Almeno è così che l’autrice ci porta a leggere.
Ed in quel tempo vediamo
snodarsi la storia di Jordan e di sua madre. Una donna enorme, allevatrice di
cani, che salva un bimbo dalle acque del Tamigi (tipo Mosè salvato dalle acque)
e lo chiama Jordan (cioè Giordano). Vediamo Jordan crescere, vediamo la madre
adottiva fare mille attività, raccontarci mille episodi, anche truculenti, del
suo essere enorme. Vediamo infine Jordan trovare una propria strada, prima come
aiuto del giardiniere del Re. Poi, il Re deposto, ed altre vicende inglesi che
non vi sto a narrare, Jordan che parte su di una nave. Per tornare alla madre
solo in morte di quest’ultima.
Storia nella storia, c’è la
vicenda della ballerina e delle sue sorelle. Che Jordan vede (o sogna) di una
fantastica ballerina. La cercherà per tutto il mondo e per tutte le isole del
mondo. Veniamo così a conoscere la storia fantastica delle dodici principesse.
Che ogni notte fuggono dal loro letto per visitare una città sospesa in cielo.
Che vengono scoperte e date in moglie a dodici fratelli. Vediamo anche come
ognuna, a proprio modo, effettuerà una truculenta vendetta. Solo una però fugge
prima del matrimonio, vola su di una fune e non farà più ritorno. Anche quando
Jordan, innamorato, la cercherà ovunque.
Facile la metafora di una fuga
dai propri ruoli verso un’autentica libertà non solo di facciata. Poi nel
finale, l’autrice ci spiazza ancora, portandoci ad una storia del presente
(almeno del presente della scrittura). Dove ritroviamo, e senza troppa difficoltà
riconosciamo, tutti i personaggi della storia. Qui il cerchio si chiude. Qui la
storia, almeno per la scrittrice, dovrebbe avere un senso.
Il passato è un presente
traslato. Noi siamo qui ed ora, e le nostre vicende possono collocarsi ovunque
nel tempo. Anche nel futuro delle dodici sorelle. Anche, e soprattutto, nel
ruolo immaginario della ballerina. Dobbiamo seguire i nostri sogni, senza
condizionamenti. Dobbiamo essere noi stessi, sia se siamo sognatori come
Jordan. Sia se siamo enormi e sgraziati come la madre adottiva. Ci dice,
infine, che è anche l’amore (ed ovvio che l’amore e l’immaginazione vanno
sempre a braccetto) che ricongiunge luoghi e persone. L’amore opera miracoli.

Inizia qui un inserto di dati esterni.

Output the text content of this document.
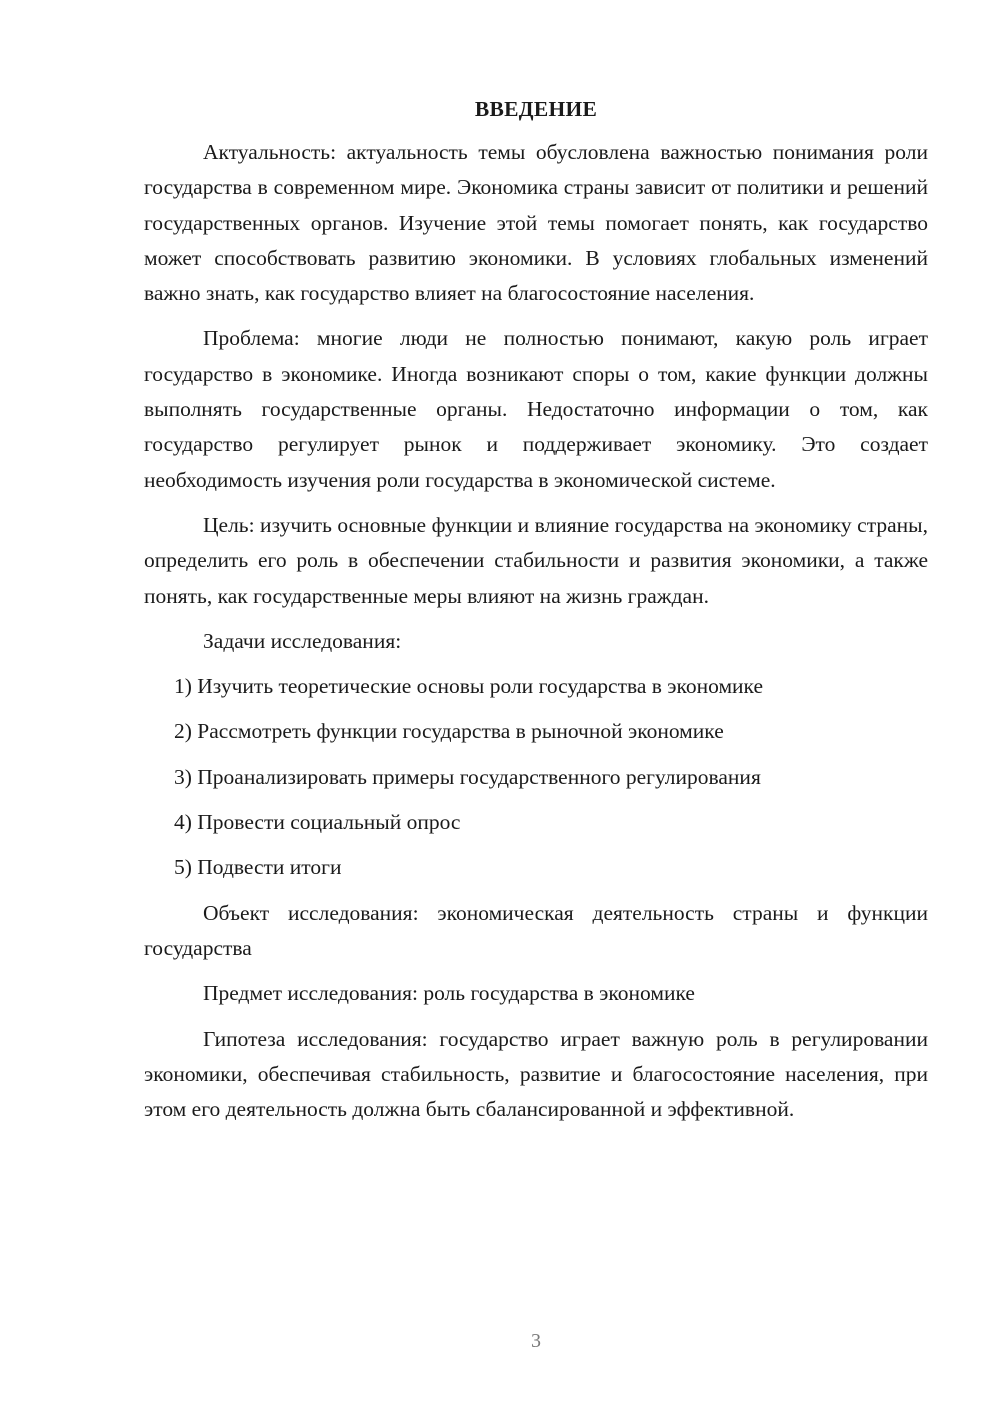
ВВЕДЕНИЕ

Актуальность: актуальность темы обусловлена важностью понимания роли государства в современном мире. Экономика страны зависит от политики и решений государственных органов. Изучение этой темы помогает понять, как государство может способствовать развитию экономики. В условиях глобальных изменений важно знать, как государство влияет на благосостояние населения.

Проблема: многие люди не полностью понимают, какую роль играет государство в экономике. Иногда возникают споры о том, какие функции должны выполнять государственные органы. Недостаточно информации о том, как государство регулирует рынок и поддерживает экономику. Это создает необходимость изучения роли государства в экономической системе.

Цель: изучить основные функции и влияние государства на экономику страны, определить его роль в обеспечении стабильности и развития экономики, а также понять, как государственные меры влияют на жизнь граждан.

Задачи исследования:

1) Изучить теоретические основы роли государства в экономике
2) Рассмотреть функции государства в рыночной экономике
3) Проанализировать примеры государственного регулирования
4) Провести социальный опрос
5) Подвести итоги

Объект исследования: экономическая деятельность страны и функции государства

Предмет исследования: роль государства в экономике

Гипотеза исследования: государство играет важную роль в регулировании экономики, обеспечивая стабильность, развитие и благосостояние населения, при этом его деятельность должна быть сбалансированной и эффективной.

3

L’amore ed il viaggio. Come non essere d’accordo? Sembra quasi che si parli di
me. Purtroppo, la scrittura non rende felice questo viaggio tra le pagine. Mi
sono appassionato all’idea. Mi ha sconcertato e raffreddato la sua
realizzazione. Allora, bando alla scrittura, e largo all’amore. Con tutto
quello che ne consegue.
Conclusioni
Come dicevo nel corpo delle
scritture, avrei meglio visto qualche epigono del giovane Holden. Ma soprattutto
avrei messo al posto d’onore Paul Nizan che comincia il suo bellissimo “ADEN,
ARABIA”, con le seguenti bellissime parole: "Avevo vent'anni. Non
permetterò a nessuno di dire che questo è il periodo migliore della vita".